Grandville Avenue Arts + Humanities –
Uplifting Student and Parent Voice

Award Amount

$150,000 Over Three Years

“People will show you and share with you what they have to offer and what they want and need, but if you’re getting into the weeds instead of focusing on the relationship, it makes it so much harder than it needs to be. When you slow down and focus on relationships, that’s where things have time to grow and blossom.”

Steff Rosalez, Executive Director, Grandville Avenue Arts + Humanities

In 2021, the Steelcase Foundation partnered with Grandville Avenue Arts + Humanities (GAAH) through a three-year, $150,000 grant to uplift the voices of the students and families it serves through the Cook Library After School program. GAAH’s mission is to create environments of curiosity and creativity with its neighbors through an equitable lens. Its Cook Library After School program serves neighborhood K-12 youth providing homework help, specialized tutoring, youth and adult literacy activities, and engaging clubs and classes in an environment centered on care and belonging.

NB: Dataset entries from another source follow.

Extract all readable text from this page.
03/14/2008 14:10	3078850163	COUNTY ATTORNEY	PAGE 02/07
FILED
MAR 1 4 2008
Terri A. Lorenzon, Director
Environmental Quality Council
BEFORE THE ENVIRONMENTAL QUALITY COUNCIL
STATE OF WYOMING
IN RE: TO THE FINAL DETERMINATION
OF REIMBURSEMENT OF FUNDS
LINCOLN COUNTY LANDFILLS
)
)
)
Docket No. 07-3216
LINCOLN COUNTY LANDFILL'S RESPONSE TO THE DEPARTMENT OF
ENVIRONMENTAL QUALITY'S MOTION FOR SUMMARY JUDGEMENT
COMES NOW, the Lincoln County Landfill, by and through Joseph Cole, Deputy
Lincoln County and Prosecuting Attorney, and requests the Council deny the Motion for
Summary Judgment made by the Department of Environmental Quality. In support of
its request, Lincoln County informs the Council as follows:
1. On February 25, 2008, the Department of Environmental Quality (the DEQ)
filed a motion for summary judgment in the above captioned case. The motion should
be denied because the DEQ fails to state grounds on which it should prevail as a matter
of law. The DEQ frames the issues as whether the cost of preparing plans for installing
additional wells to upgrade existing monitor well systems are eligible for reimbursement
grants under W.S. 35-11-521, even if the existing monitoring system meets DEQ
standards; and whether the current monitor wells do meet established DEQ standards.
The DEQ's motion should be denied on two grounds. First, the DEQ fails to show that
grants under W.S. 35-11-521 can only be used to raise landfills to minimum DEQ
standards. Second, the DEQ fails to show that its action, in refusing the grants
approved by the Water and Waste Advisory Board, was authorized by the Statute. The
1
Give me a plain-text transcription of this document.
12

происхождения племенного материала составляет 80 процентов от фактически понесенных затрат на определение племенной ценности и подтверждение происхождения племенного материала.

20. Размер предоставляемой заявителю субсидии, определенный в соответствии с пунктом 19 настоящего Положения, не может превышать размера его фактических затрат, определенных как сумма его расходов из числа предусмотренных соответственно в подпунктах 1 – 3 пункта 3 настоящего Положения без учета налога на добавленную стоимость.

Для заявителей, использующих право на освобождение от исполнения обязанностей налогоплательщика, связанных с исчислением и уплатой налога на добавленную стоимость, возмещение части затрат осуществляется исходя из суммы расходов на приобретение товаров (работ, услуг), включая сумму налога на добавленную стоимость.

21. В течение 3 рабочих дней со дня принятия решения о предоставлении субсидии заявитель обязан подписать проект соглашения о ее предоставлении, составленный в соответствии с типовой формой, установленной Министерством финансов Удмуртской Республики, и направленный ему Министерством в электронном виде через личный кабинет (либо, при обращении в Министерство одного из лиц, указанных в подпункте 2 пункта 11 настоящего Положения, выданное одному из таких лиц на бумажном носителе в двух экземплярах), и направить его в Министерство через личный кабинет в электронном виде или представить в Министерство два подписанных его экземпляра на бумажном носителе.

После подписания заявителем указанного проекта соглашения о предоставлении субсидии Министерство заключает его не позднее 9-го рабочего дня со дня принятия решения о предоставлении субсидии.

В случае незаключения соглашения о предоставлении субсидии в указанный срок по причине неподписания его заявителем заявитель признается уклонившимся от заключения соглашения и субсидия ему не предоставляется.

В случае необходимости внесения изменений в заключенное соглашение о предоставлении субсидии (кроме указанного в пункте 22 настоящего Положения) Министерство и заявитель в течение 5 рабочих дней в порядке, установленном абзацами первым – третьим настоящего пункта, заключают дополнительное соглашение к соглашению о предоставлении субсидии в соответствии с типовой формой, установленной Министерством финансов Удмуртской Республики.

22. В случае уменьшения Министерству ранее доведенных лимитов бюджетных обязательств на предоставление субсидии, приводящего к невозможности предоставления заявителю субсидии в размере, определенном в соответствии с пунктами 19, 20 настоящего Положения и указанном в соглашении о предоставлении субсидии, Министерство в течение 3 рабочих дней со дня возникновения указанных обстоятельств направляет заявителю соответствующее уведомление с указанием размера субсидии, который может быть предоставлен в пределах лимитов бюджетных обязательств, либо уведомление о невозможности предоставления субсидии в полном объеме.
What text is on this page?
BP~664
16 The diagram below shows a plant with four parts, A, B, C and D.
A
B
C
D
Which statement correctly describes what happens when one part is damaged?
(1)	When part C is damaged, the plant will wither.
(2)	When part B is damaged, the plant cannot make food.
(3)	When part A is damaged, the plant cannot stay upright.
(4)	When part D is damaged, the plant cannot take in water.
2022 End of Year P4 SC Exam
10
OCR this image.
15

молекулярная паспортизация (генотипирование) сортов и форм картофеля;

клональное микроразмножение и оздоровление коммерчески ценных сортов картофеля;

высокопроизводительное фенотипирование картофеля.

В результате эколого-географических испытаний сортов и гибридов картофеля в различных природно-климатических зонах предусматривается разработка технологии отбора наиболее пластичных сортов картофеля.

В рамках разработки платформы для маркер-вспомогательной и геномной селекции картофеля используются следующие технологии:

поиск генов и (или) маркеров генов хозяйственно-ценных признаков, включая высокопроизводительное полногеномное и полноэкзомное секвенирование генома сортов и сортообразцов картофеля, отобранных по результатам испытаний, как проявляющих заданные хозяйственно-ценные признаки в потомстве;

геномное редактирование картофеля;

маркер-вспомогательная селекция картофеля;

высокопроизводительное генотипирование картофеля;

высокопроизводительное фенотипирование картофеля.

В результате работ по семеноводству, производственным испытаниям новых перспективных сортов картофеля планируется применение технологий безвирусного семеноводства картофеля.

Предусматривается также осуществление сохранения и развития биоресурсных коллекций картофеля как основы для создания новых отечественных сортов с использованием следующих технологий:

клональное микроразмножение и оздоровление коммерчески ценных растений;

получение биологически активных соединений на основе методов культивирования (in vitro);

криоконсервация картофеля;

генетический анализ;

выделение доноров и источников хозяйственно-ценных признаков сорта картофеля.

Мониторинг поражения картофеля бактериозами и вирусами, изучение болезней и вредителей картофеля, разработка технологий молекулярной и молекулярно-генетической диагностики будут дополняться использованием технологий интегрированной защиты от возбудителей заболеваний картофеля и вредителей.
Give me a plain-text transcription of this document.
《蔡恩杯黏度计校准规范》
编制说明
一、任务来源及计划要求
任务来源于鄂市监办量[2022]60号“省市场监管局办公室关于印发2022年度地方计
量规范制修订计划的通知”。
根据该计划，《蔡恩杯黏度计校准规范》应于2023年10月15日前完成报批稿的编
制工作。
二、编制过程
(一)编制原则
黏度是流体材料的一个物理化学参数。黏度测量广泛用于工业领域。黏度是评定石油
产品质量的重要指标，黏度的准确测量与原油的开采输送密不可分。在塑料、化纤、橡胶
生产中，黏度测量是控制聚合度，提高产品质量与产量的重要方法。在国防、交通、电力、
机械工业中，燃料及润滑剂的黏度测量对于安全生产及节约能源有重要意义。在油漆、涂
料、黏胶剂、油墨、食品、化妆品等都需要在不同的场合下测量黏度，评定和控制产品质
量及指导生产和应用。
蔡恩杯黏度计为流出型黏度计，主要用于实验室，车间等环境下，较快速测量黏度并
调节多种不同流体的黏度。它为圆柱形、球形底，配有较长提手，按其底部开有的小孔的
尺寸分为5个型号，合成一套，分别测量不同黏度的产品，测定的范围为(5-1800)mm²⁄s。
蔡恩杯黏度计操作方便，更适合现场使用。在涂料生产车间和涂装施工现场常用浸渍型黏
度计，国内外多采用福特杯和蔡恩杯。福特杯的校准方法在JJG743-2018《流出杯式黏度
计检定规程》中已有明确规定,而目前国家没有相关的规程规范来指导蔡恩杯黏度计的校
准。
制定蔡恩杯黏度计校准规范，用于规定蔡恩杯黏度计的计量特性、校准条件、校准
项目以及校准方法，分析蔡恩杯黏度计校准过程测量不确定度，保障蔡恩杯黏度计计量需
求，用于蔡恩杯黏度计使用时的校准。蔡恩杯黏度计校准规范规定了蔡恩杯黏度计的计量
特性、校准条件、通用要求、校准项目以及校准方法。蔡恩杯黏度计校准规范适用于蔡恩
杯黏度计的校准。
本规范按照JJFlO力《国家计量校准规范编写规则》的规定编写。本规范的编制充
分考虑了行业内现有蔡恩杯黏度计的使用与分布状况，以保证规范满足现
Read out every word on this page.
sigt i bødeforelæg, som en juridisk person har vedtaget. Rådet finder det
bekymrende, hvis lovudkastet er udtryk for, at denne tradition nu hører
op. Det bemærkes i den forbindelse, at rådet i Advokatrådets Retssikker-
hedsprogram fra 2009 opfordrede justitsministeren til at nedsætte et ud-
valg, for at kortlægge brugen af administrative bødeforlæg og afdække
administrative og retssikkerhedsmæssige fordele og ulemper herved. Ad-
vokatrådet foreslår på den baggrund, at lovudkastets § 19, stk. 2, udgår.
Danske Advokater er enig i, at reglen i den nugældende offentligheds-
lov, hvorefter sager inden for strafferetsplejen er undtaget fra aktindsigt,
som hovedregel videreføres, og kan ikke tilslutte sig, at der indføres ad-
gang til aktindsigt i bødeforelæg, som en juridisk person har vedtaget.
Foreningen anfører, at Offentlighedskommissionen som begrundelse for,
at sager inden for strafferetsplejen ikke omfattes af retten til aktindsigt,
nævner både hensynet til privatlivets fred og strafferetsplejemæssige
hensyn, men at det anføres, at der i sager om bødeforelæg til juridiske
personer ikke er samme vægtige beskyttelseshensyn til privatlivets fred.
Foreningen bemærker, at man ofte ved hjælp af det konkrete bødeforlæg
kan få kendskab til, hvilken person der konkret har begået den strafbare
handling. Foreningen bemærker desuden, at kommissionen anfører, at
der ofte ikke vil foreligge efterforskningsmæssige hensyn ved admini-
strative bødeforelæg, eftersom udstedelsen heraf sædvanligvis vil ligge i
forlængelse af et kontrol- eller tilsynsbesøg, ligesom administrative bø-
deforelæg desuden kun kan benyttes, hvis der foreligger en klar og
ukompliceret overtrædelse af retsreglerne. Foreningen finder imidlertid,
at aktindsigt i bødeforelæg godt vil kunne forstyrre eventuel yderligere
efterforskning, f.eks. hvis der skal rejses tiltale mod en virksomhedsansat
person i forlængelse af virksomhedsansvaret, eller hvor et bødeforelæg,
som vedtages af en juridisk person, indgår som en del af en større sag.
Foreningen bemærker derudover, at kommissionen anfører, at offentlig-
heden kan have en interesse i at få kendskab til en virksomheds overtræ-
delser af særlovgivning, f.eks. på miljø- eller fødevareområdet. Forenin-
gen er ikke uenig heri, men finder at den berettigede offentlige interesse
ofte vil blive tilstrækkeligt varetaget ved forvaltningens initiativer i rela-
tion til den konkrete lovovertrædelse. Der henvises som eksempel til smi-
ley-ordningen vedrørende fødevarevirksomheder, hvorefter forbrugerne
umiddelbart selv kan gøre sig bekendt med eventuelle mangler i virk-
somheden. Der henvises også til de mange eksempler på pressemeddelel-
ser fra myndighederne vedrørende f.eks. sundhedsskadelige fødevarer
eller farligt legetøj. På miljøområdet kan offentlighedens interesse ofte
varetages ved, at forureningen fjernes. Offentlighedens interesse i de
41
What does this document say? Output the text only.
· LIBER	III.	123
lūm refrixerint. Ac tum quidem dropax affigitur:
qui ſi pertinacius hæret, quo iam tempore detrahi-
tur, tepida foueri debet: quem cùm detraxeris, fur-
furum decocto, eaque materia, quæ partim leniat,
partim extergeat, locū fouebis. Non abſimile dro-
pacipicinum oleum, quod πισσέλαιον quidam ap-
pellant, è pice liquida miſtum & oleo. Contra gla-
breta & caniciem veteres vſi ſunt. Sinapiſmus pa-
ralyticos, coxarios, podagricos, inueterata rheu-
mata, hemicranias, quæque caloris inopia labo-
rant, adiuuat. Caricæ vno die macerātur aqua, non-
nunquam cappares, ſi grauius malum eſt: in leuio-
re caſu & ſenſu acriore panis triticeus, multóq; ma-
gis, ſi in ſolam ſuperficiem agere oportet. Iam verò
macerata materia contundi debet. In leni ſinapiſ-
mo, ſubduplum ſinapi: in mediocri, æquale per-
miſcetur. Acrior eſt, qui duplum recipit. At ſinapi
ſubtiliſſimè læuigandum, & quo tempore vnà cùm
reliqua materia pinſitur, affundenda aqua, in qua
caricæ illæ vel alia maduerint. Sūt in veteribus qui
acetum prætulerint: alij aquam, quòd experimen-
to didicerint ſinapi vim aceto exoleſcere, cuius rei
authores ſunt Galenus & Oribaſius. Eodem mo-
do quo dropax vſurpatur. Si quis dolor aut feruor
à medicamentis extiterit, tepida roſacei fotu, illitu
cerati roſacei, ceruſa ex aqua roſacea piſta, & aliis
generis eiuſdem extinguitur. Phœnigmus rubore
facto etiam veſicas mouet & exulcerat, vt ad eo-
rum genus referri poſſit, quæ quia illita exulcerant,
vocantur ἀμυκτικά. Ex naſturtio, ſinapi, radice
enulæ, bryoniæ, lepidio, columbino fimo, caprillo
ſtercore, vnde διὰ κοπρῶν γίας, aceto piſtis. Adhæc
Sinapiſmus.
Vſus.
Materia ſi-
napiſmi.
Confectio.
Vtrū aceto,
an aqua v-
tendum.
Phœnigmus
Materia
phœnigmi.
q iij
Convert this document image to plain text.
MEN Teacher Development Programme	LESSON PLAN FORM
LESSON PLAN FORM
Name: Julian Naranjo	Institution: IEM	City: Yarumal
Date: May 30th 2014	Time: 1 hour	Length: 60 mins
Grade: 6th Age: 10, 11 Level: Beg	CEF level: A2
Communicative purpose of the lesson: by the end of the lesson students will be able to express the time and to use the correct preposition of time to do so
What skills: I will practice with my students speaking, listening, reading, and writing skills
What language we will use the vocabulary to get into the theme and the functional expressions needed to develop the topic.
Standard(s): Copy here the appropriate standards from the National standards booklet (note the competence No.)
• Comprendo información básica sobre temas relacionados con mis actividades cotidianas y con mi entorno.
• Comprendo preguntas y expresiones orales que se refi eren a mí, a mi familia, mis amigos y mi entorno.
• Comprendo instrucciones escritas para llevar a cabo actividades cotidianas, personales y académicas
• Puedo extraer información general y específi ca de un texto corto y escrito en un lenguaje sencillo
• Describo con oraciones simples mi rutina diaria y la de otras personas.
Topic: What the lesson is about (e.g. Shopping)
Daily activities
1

Through our three-year partnership, GAAH is working with parents and teens, asking for insights on the programs and services it offers, and seeking insights into how they want to provide feedback and get involved, whether it be sitting on committees, participating in interviews for new staff, updating the organization’s theory of change, or other big picture activities. The organization contracts a parent to work as an observer and evaluator for its Youth Program Quality Assessment, to understand both how they evaluate the effectiveness of programming, but also to affirm whether the results of the survey resonate with the parent’s experience as someone with a child in the program.

Executive Director Steff Rosalez has been excited to see parents and teens want to share their ideas and skills with the organization. “So often nonprofit culture is to serve and focused on the idea that we have something to give, instead of building community. GAAH’s systems work has been about building relationships, and once we get to know people, asking them to engage in activities to help us further our work.”

Through these efforts, Steff has seen the benefit of keeping things simple and meeting people where they are. In doing that, she notes, “People will show you and share with you what they have to offer and what they want and need, but if you’re getting into the weeds instead of focusing on the relationship, it makes it so much harder than it needs to be. When you slow down and focus on relationships, that’s where things have time to grow and blossom.”

She hopes this work will plant the seed for people to show up as their true selves and feel liberated and empowered in GAAH’s spaces, and for others to share their perspectives and ideas, building strong leaders and communities. “Institutions are so stuck in their ways and it’s hard to convince people it’s ok to do things differently and then actually try something new. It’s surprising sometimes how deep-seated culture can be, and what it takes to really make change both in our own institution and with partners and philanthropy. Having philanthropic partners who have been open to doing things differently has allowed us to lean in and try new things in partnership with our families. Slowly, we’ve seen a shift where it’s no longer we’re doing it for the grant, but the grant is doing it for us because they believe in our work. So much of the work we do with parents and youth informs how we talk to philanthropy. It’s our responsibility as institutional leaders to share people’s experiences and wants and how they are treated to understand how things we’re doing at the systems level are creating these outcomes and experiences, and how we can make changes to fix them.”

For the teens engaged in this work, Steff hopes that they feel liberated and empowered to be who they are and know how amazing they are. She sees them balancing the stress of school, cultural expectations, and things at home, and hopes they take time to share their joy and talents with others. And, she secretly hopes someday one of them will want to come back and take her job as CEO. After 12 years with the organization, Steff can’t see herself anywhere other than GAAH. “If we stay flexible and listen, we can make a lot of things happen, and being a place where you can see things come to fruition is really special. The more kids and families see GAAH make things happen and learn about how the system and institutional work happens, it creates a space of “what if” that makes me really excited about the work here.”